Towards a Metabolic and Expression Model of the Metabolically Versatile Bacterium Rhodopseudomonas Palustris

Rhodopseudomonas palustris is a metabolically versatile Purple Non-Sulfur Bacterium (PNSB). Depending on growth conditions, R. palustris can operate in either one of four different forms of metabolism: photoautotrophic, photoheterotrophic, chemoautotrophic, and chemoheterotrophic. R. palustris is also a facultative anaerobe and is capable of fixing nitrogen. This metabolic flexibility suggests that R. palustris would be an ideal model organism for studying the network of interacting reactions, and how it’s altered in response to changing conditions. Moreover, exploration into R. palustris’ industrial applications has just begun with research being generated on the production of hydrogen, methane, and polyhydroxybutyrate (PHB). This study aims to combine systems and synthetic biology by reconstructing R. palustris’ metabolic and expression (ME-) network and establishing a constitutive promoter library to gain a mechanistic understanding of the organism’s functional capabilities under different conditions.

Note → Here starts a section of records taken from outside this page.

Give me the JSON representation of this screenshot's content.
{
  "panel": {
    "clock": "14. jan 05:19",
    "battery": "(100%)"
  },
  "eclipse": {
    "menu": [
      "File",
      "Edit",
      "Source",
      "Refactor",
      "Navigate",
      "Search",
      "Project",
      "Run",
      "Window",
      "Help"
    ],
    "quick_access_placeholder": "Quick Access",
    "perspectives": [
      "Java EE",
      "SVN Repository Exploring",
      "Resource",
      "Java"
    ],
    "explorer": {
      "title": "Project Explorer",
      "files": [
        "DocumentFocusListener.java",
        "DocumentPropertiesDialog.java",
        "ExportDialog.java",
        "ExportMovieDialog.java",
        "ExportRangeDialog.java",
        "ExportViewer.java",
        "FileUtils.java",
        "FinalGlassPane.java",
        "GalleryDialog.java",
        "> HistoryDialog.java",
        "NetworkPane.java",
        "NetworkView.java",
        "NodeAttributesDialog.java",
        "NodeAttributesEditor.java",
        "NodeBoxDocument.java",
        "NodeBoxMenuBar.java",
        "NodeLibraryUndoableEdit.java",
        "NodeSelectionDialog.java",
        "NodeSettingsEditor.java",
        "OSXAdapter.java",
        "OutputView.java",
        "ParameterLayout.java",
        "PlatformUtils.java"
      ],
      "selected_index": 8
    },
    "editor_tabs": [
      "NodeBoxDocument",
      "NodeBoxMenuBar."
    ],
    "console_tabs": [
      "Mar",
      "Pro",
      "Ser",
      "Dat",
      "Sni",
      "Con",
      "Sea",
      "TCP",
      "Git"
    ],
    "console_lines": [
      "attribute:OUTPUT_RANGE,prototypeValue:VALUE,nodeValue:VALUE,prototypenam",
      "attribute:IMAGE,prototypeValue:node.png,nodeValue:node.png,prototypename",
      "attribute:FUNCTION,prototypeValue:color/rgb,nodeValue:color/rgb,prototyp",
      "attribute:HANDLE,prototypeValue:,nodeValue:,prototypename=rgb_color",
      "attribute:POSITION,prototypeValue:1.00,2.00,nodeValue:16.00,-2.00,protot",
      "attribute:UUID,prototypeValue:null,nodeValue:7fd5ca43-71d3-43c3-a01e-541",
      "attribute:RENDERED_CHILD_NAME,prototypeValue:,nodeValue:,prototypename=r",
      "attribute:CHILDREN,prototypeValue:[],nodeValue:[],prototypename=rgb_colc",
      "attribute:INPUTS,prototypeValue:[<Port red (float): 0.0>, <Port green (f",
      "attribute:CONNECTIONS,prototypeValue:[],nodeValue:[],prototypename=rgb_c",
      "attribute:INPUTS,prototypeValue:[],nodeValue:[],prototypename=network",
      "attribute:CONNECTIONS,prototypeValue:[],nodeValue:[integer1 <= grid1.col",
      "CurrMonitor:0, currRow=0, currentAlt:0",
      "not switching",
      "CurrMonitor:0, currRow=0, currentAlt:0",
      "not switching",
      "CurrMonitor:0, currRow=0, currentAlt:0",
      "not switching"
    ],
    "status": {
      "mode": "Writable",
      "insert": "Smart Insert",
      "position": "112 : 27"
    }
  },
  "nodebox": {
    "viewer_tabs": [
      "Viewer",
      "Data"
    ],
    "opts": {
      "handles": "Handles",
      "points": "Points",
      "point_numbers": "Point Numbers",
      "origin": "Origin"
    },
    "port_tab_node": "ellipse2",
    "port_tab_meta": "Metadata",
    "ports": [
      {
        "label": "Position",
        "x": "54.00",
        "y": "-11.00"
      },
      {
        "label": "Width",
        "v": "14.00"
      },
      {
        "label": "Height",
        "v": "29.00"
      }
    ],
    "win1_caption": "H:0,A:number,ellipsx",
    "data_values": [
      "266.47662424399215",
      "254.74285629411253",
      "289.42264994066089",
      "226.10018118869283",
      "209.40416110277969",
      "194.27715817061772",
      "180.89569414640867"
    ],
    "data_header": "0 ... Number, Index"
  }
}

In this study, a genome-scale metabolic model was first constructed following a well-developed framework established in the lab. The metabolic model currently contains 925 reactions, 1220 metabolites, and 1134 genes. An expression matrix (E-matix), containing transcription, translation, and post-transcriptional modifications, is currently being reconstructed. After the reconstruction of this matrix, the two networks will be integrated and previously established ‘coupling constraints’ will be implemented to link the synthesis of macromolecular molecules to catalysis of metabolic components. Moreover, preliminary experimental results showed that the bacterium is able to utilize a host of different carbon sources, including a host of lignin-derived compounds. An IPTG induced promoter was also established to express the CRISPRi components. This system will be used to verify and iteratively improve model predictions, resulting in a well-established mechanistic understanding of the organism’s cellular functions. The predictive power of this work will expand as more omics datasets become available, facilitating the establishment of this metabolically versatile, non-model microorganism as a biotechnology platform.